The Texture and Taste of Chinese Preserved Radish
Here, you can see a piece of whole Preserved Radish sliced to reveal the surface of the cut section. The flesh is quite homogenous and, when fresh, it is very supple. The texture, which is one of the best features of this ingredient, is quite ‘rubbery’ (albeit in a good way), and has a chewy, yet yielding ‘bite’ to it that holds up well during cooking.
The flavour, as one might expect, is dominated by the salt, especially before cooking, but this is not overwhelming and the faintly sulphurous and mustard like qualities of fresh daikon are still apparent. Once cooked, the flavor is probably a bit stronger than fresh Daikon usually is, especially in soups, or stews and the like, but it is the texture that really makes this ingredient work well in many dishes.
How do you Prepare Preserved Turnip/ Radish?

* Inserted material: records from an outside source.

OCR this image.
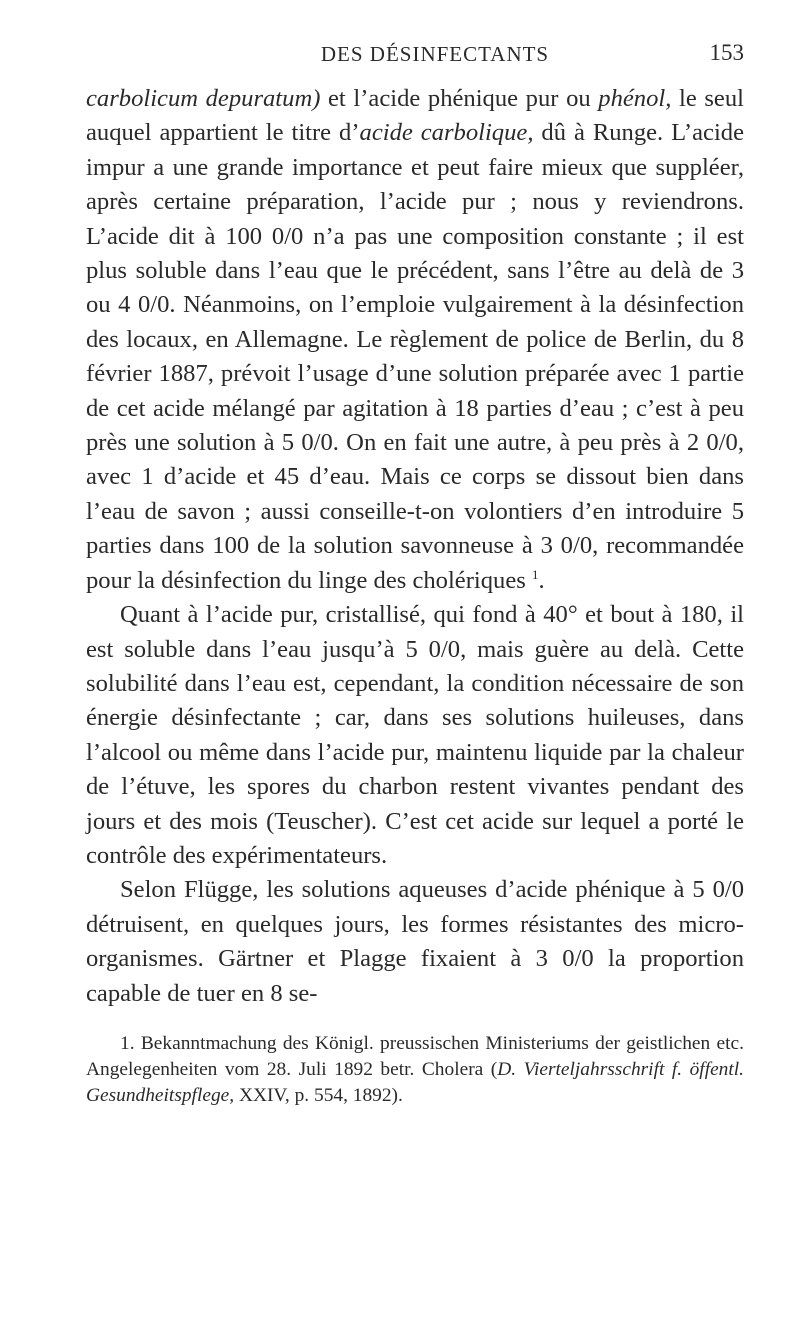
DES DÉSINFECTANTS	153

carbolicum depuratum) et l’acide phénique pur ou phénol, le seul auquel appartient le titre d’acide carbolique, dû à Runge. L’acide impur a une grande importance et peut faire mieux que suppléer, après certaine préparation, l’acide pur ; nous y reviendrons. L’acide dit à 100 0/0 n’a pas une composition constante ; il est plus soluble dans l’eau que le précédent, sans l’être au delà de 3 ou 4 0/0. Néanmoins, on l’emploie vulgairement à la désinfection des locaux, en Allemagne. Le règlement de police de Berlin, du 8 février 1887, prévoit l’usage d’une solution préparée avec 1 partie de cet acide mélangé par agitation à 18 parties d’eau ; c’est à peu près une solution à 5 0/0. On en fait une autre, à peu près à 2 0/0, avec 1 d’acide et 45 d’eau. Mais ce corps se dissout bien dans l’eau de savon ; aussi conseille-t-on volontiers d’en introduire 5 parties dans 100 de la solution savonneuse à 3 0/0, recommandée pour la désinfection du linge des cholériques $^1$.

Quant à l’acide pur, cristallisé, qui fond à 40° et bout à 180, il est soluble dans l’eau jusqu’à 5 0/0, mais guère au delà. Cette solubilité dans l’eau est, cependant, la condition nécessaire de son énergie désinfectante ; car, dans ses solutions huileuses, dans l’alcool ou même dans l’acide pur, maintenu liquide par la chaleur de l’étuve, les spores du charbon restent vivantes pendant des jours et des mois (Teuscher). C’est cet acide sur lequel a porté le contrôle des expérimentateurs.

Selon Flügge, les solutions aqueuses d’acide phénique à 5 0/0 détruisent, en quelques jours, les formes résistantes des micro-organismes. Gärtner et Plagge fixaient à 3 0/0 la proportion capable de tuer en 8 se-

1. Bekanntmachung des Königl. preussischen Ministeriums der geistlichen etc. Angelegenheiten vom 28. Juli 1892 betr. Cholera (D. Vierteljahrsschrift f. öffentl. Gesundheitspflege, XXIV, p. 554, 1892).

Because this form of Preserved Radish uses Salt for preservation, it may be necessary to soak it to reduce the saltiness before cooking. Above, you can see cubes of the product soaking in fresh water. The actual salinity will vary from product to product so, how long you soak it, or whether you even need to, will depend on the initial saltiness, and whether other ingredients in an intended dish have high salt levels also.
If you have product that is very salty, and will also be using something like, say, a vey salty Gochujang Chili Paste (for instance} then cover your chopped, or sliced Preserved Radish with lots of cold water, soak for a few hours, and repeat with changes of water until the salinity reaches an acceptable level. With many types, this process will be brief, and may not even be needed at all.
Using Chinese Preserved Radish in Recipes
Preserved daikon is very versatile and can be included in many preparations both hot and cold. In the former, they are well suited to very spicy stews and curries, and also stir-fried dishes. In the above picture I have illustrated a fairly generic ‘salad,’ or appetizer, preparation where shreds of the vegetable are combined with cabbage and Jalapeno slivers (first wilted with salt and then rinsed), before being marinated with a little oil and vinegar.
This is a Korean Preserved Daikin Banchan preparation that keeps for ages and would typically be served along with other Banchan side dishes at a Korean meal.
This dish of Pork with Preserved Radish stir-fries cubes of the Radish with slivers of Chinese Black Mushrooms.